Word embedding models represents words as numerical coordinate called *vectors*. Its aim is to represent words in such a way that their semantic relationships are preserved. The word-vectors are mapped across an multi-dimensional space in relation to one another. For this reason, the word vectors are also called *word embeddings*. Word embeddings works from the assumption that words with similar meanings appear in similar contexts. So each word is defined entirely by its relationship to every other word in the corpus. As a result, if one word establishes a new relationship, the "definitions" of all the other word embeddings also change.

We use a package called word2vec.

In [None]:
from gensim.models import word2vec

# instantiate an instance of the gensim Word2Vec class
embeddings_model = gensim.models.Word2Vec(processed_swift, window=5, min_count=3)

# set the model vocabulary from the gensim model and define a notification period
embeddings_model.build_vocab(processed_swift, progress_per=10000)

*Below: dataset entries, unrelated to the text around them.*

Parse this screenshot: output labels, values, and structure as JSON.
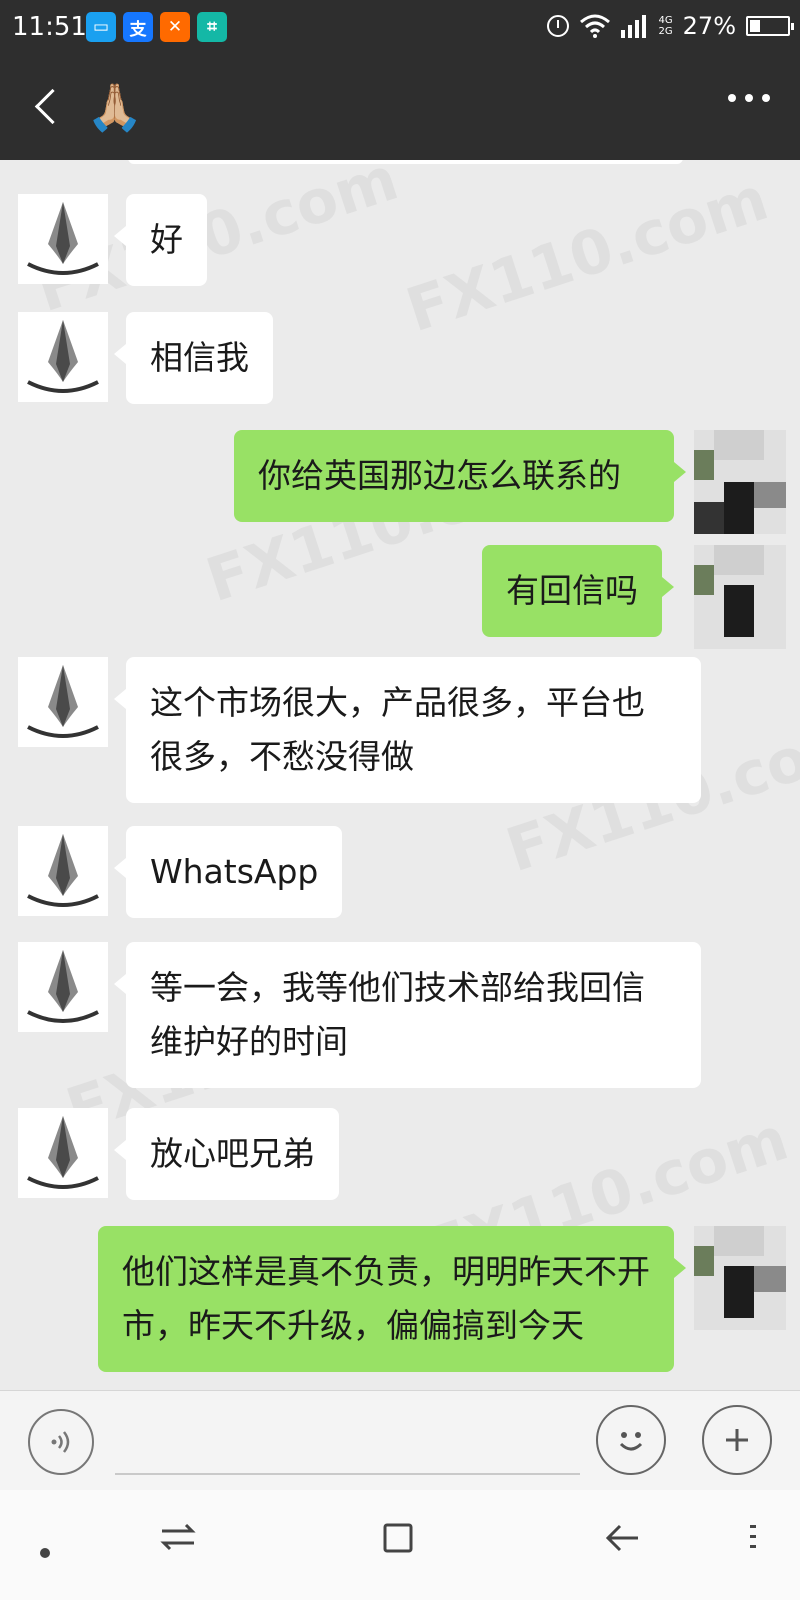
{
  "status_bar": {
    "time": "11:51",
    "app_icons": [
      "message-icon",
      "alipay-icon",
      "x-app-icon",
      "scan-app-icon"
    ],
    "app_icon_colors": [
      "#1aa0f0",
      "#1677ff",
      "#ff6a00",
      "#14b8a6"
    ],
    "app_icon_glyphs": [
      "▭",
      "支",
      "✕",
      "⌗"
    ],
    "network_top": "4G",
    "network_bottom": "2G",
    "battery": "27%",
    "battery_level": 0.27
  },
  "header": {
    "title": "🙏🏼"
  },
  "messages": [
    {
      "side": "in",
      "text": "好"
    },
    {
      "side": "in",
      "text": "相信我"
    },
    {
      "side": "out",
      "text": "你给英国那边怎么联系的"
    },
    {
      "side": "out",
      "text": "有回信吗"
    },
    {
      "side": "in",
      "text": "这个市场很大，产品很多，平台也很多，不愁没得做"
    },
    {
      "side": "in",
      "text": "WhatsApp"
    },
    {
      "side": "in",
      "text": "等一会，我等他们技术部给我回信维护好的时间"
    },
    {
      "side": "in",
      "text": "放心吧兄弟"
    },
    {
      "side": "out",
      "text": "他们这样是真不负责，明明昨天不开市，昨天不升级，偏偏搞到今天"
    }
  ],
  "watermark": "FX110.com",
  "colors": {
    "bar_dark": "#2e2e2e",
    "chat_bg": "#ebebeb",
    "bubble_out": "#98e165",
    "bubble_in": "#ffffff"
  }
}
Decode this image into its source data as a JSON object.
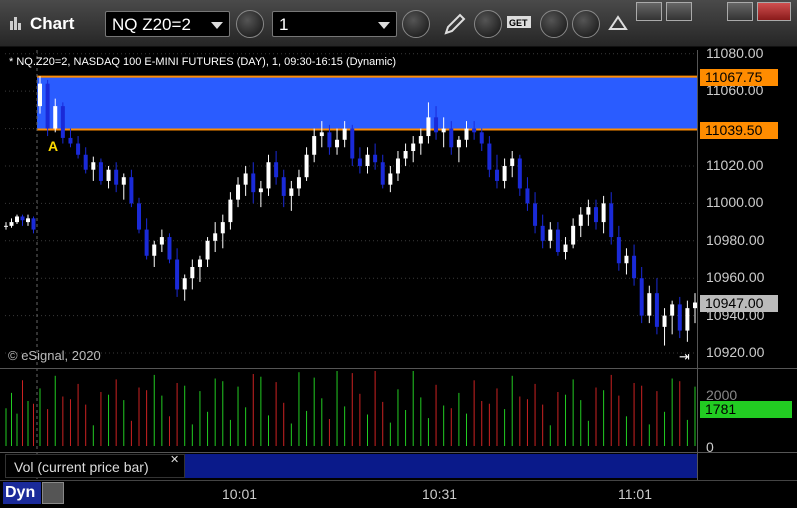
{
  "window": {
    "title": "Chart"
  },
  "toolbar": {
    "symbol": "NQ Z20=2",
    "interval": "1"
  },
  "chart_header": "* NQ.Z20=2, NASDAQ 100 E-MINI FUTURES (DAY), 1, 09:30-16:15 (Dynamic)",
  "copyright": "© eSignal, 2020",
  "annotation_label": "A",
  "price_axis": {
    "ticks": [
      "11080.00",
      "11060.00",
      "11040.00",
      "11020.00",
      "11000.00",
      "10980.00",
      "10960.00",
      "10940.00",
      "10920.00"
    ]
  },
  "price_tags": [
    {
      "value": "11067.75",
      "color": "#ff8c00"
    },
    {
      "value": "11039.50",
      "color": "#ff8c00"
    },
    {
      "value": "10947.00",
      "color": "#bbbbbb"
    }
  ],
  "volume": {
    "label": "Vol (current price bar)",
    "value": "1781",
    "axis_ticks": [
      "2000",
      "0"
    ]
  },
  "time_axis": [
    "10:01",
    "10:31",
    "11:01"
  ],
  "footer": {
    "mode": "Dyn"
  },
  "colors": {
    "up": "#ffffff",
    "down": "#1a2ad8",
    "zone": "#2a5cff",
    "zone_border": "#ff8c00",
    "vol_up": "#22cc22",
    "vol_down": "#cc2222"
  },
  "chart_data": {
    "type": "candlestick",
    "ylim": [
      10912,
      11082
    ],
    "zone": {
      "top": 11067.75,
      "bottom": 11039.5
    },
    "bars": [
      [
        10988,
        10990,
        10986,
        10988
      ],
      [
        10988,
        10992,
        10987,
        10990
      ],
      [
        10990,
        10994,
        10989,
        10993
      ],
      [
        10993,
        10994,
        10988,
        10991
      ],
      [
        10990,
        10994,
        10988,
        10992
      ],
      [
        10992,
        10993,
        10984,
        10986
      ],
      [
        11052,
        11068,
        11048,
        11064
      ],
      [
        11064,
        11066,
        11036,
        11040
      ],
      [
        11040,
        11056,
        11038,
        11052
      ],
      [
        11052,
        11054,
        11032,
        11035
      ],
      [
        11035,
        11040,
        11030,
        11032
      ],
      [
        11032,
        11036,
        11024,
        11026
      ],
      [
        11026,
        11030,
        11016,
        11018
      ],
      [
        11018,
        11025,
        11012,
        11022
      ],
      [
        11022,
        11024,
        11010,
        11012
      ],
      [
        11012,
        11020,
        11008,
        11018
      ],
      [
        11018,
        11022,
        11006,
        11010
      ],
      [
        11010,
        11016,
        11002,
        11014
      ],
      [
        11014,
        11018,
        10998,
        11000
      ],
      [
        11000,
        11003,
        10984,
        10986
      ],
      [
        10986,
        10992,
        10970,
        10972
      ],
      [
        10972,
        10980,
        10966,
        10978
      ],
      [
        10978,
        10986,
        10974,
        10982
      ],
      [
        10982,
        10984,
        10968,
        10970
      ],
      [
        10970,
        10976,
        10950,
        10954
      ],
      [
        10954,
        10962,
        10948,
        10960
      ],
      [
        10960,
        10970,
        10954,
        10966
      ],
      [
        10966,
        10972,
        10958,
        10970
      ],
      [
        10970,
        10982,
        10966,
        10980
      ],
      [
        10980,
        10990,
        10974,
        10984
      ],
      [
        10984,
        10994,
        10976,
        10990
      ],
      [
        10990,
        11006,
        10986,
        11002
      ],
      [
        11002,
        11014,
        10998,
        11010
      ],
      [
        11010,
        11020,
        11004,
        11016
      ],
      [
        11016,
        11022,
        11000,
        11006
      ],
      [
        11006,
        11012,
        10998,
        11008
      ],
      [
        11008,
        11026,
        11004,
        11022
      ],
      [
        11022,
        11028,
        11010,
        11014
      ],
      [
        11014,
        11018,
        10998,
        11004
      ],
      [
        11004,
        11012,
        10996,
        11008
      ],
      [
        11008,
        11018,
        11004,
        11014
      ],
      [
        11014,
        11030,
        11012,
        11026
      ],
      [
        11026,
        11040,
        11022,
        11036
      ],
      [
        11036,
        11044,
        11030,
        11038
      ],
      [
        11038,
        11042,
        11026,
        11030
      ],
      [
        11030,
        11040,
        11026,
        11034
      ],
      [
        11034,
        11044,
        11030,
        11040
      ],
      [
        11040,
        11042,
        11020,
        11024
      ],
      [
        11024,
        11030,
        11016,
        11020
      ],
      [
        11020,
        11030,
        11016,
        11026
      ],
      [
        11026,
        11032,
        11018,
        11022
      ],
      [
        11022,
        11026,
        11008,
        11010
      ],
      [
        11010,
        11020,
        11006,
        11016
      ],
      [
        11016,
        11028,
        11012,
        11024
      ],
      [
        11024,
        11032,
        11020,
        11028
      ],
      [
        11028,
        11036,
        11022,
        11032
      ],
      [
        11032,
        11040,
        11026,
        11036
      ],
      [
        11036,
        11054,
        11032,
        11046
      ],
      [
        11046,
        11052,
        11034,
        11038
      ],
      [
        11038,
        11046,
        11030,
        11040
      ],
      [
        11040,
        11044,
        11026,
        11030
      ],
      [
        11030,
        11036,
        11022,
        11034
      ],
      [
        11034,
        11044,
        11030,
        11040
      ],
      [
        11040,
        11044,
        11034,
        11038
      ],
      [
        11038,
        11040,
        11028,
        11032
      ],
      [
        11032,
        11036,
        11014,
        11018
      ],
      [
        11018,
        11026,
        11008,
        11012
      ],
      [
        11012,
        11024,
        11008,
        11020
      ],
      [
        11020,
        11028,
        11014,
        11024
      ],
      [
        11024,
        11026,
        11004,
        11008
      ],
      [
        11008,
        11014,
        10996,
        11000
      ],
      [
        11000,
        11006,
        10984,
        10988
      ],
      [
        10988,
        10994,
        10976,
        10980
      ],
      [
        10980,
        10990,
        10976,
        10986
      ],
      [
        10986,
        10990,
        10972,
        10974
      ],
      [
        10974,
        10982,
        10970,
        10978
      ],
      [
        10978,
        10992,
        10976,
        10988
      ],
      [
        10988,
        10998,
        10982,
        10994
      ],
      [
        10994,
        11002,
        10988,
        10998
      ],
      [
        10998,
        11002,
        10986,
        10990
      ],
      [
        10990,
        11004,
        10984,
        11000
      ],
      [
        11000,
        11006,
        10978,
        10982
      ],
      [
        10982,
        10988,
        10964,
        10968
      ],
      [
        10968,
        10976,
        10962,
        10972
      ],
      [
        10972,
        10978,
        10956,
        10960
      ],
      [
        10960,
        10966,
        10936,
        10940
      ],
      [
        10940,
        10956,
        10936,
        10952
      ],
      [
        10952,
        10960,
        10930,
        10934
      ],
      [
        10934,
        10944,
        10924,
        10940
      ],
      [
        10940,
        10948,
        10930,
        10946
      ],
      [
        10946,
        10950,
        10928,
        10932
      ],
      [
        10932,
        10948,
        10926,
        10944
      ],
      [
        10944,
        10952,
        10936,
        10947
      ]
    ]
  }
}
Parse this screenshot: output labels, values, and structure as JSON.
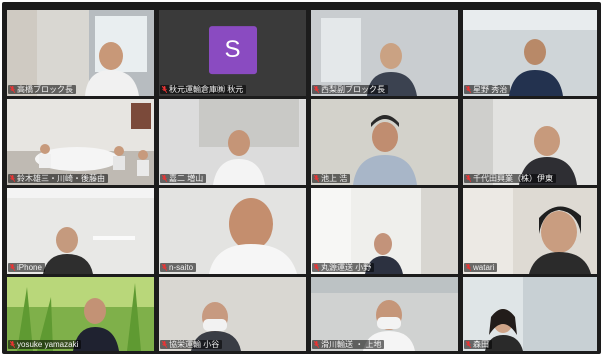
{
  "app": {
    "brand_color": "#8a4bc1",
    "muted_icon": "mic-muted-icon"
  },
  "tiles": [
    {
      "name": "高橋ブロック長"
    },
    {
      "name": "秋元運輸倉庫㈱ 秋元",
      "avatar_letter": "S"
    },
    {
      "name": "西梨副ブロック長"
    },
    {
      "name": "星野 秀治"
    },
    {
      "name": "鈴木雄三・川崎・後藤由"
    },
    {
      "name": "嘉二 増山"
    },
    {
      "name": "池上 浩"
    },
    {
      "name": "千代田興業（株）伊東"
    },
    {
      "name": "iPhone"
    },
    {
      "name": "n-saito"
    },
    {
      "name": "丸源運送 小野"
    },
    {
      "name": "watari"
    },
    {
      "name": "yosuke yamazaki"
    },
    {
      "name": "協栄運輸 小谷"
    },
    {
      "name": "滑川輸送 ・ 上地"
    },
    {
      "name": "森田"
    }
  ]
}
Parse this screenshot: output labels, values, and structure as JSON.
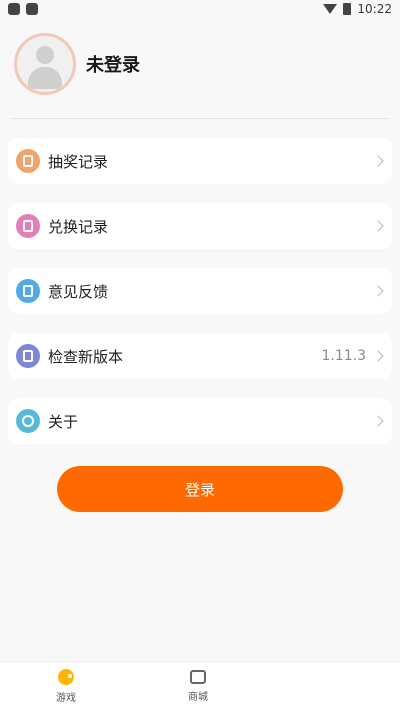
{
  "status_bar": {
    "time": "10:22"
  },
  "profile": {
    "name": "未登录"
  },
  "menu": [
    {
      "label": "抽奖记录",
      "value": "",
      "icon": "lottery-record-icon",
      "color": "#f0a36a"
    },
    {
      "label": "兑换记录",
      "value": "",
      "icon": "exchange-record-icon",
      "color": "#e57dbb"
    },
    {
      "label": "意见反馈",
      "value": "",
      "icon": "feedback-icon",
      "color": "#54a9e8"
    },
    {
      "label": "检查新版本",
      "value": "1.11.3",
      "icon": "check-update-icon",
      "color": "#7d87d8"
    },
    {
      "label": "关于",
      "value": "",
      "icon": "about-icon",
      "color": "#58b8d7"
    }
  ],
  "login_button": {
    "label": "登录",
    "color": "#ff6a00"
  },
  "bottom_nav": [
    {
      "label": "游戏",
      "icon": "game-icon"
    },
    {
      "label": "商城",
      "icon": "shop-icon"
    }
  ]
}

# now train the neural net
embeddings_model.train(processed_swift, total_examples=embeddings_model.corpus_count, epochs=30, report_delay=1)

Once we have our neural network trained, we can start asking questions about word semantics.   Play around with other words in which you might be interested.  But remember that this neural network was trained on a very small sample of texts, so don't put too much stock in what you find.

In [None]:
# find the words most similar to a word of interest
embeddings_model.wv.most_similar(positive=["man"])

# find the words most similar to a word of interest
embeddings_model.wv.most_similar(negative=["man"])

# test the similarit of identified words
embeddings_model.wv.similarity("man", "woman")

Word embeddings are foundational to language models. For example, LLMs use word embeddings to generate text, retrieve texts, and fill gaps/masks. Albeit they use contextual word embeddings as opposed to word-type embeddings found in word2vec. Nevertheless, being able to understand and query word embeddings helps in understanding other NLP tools.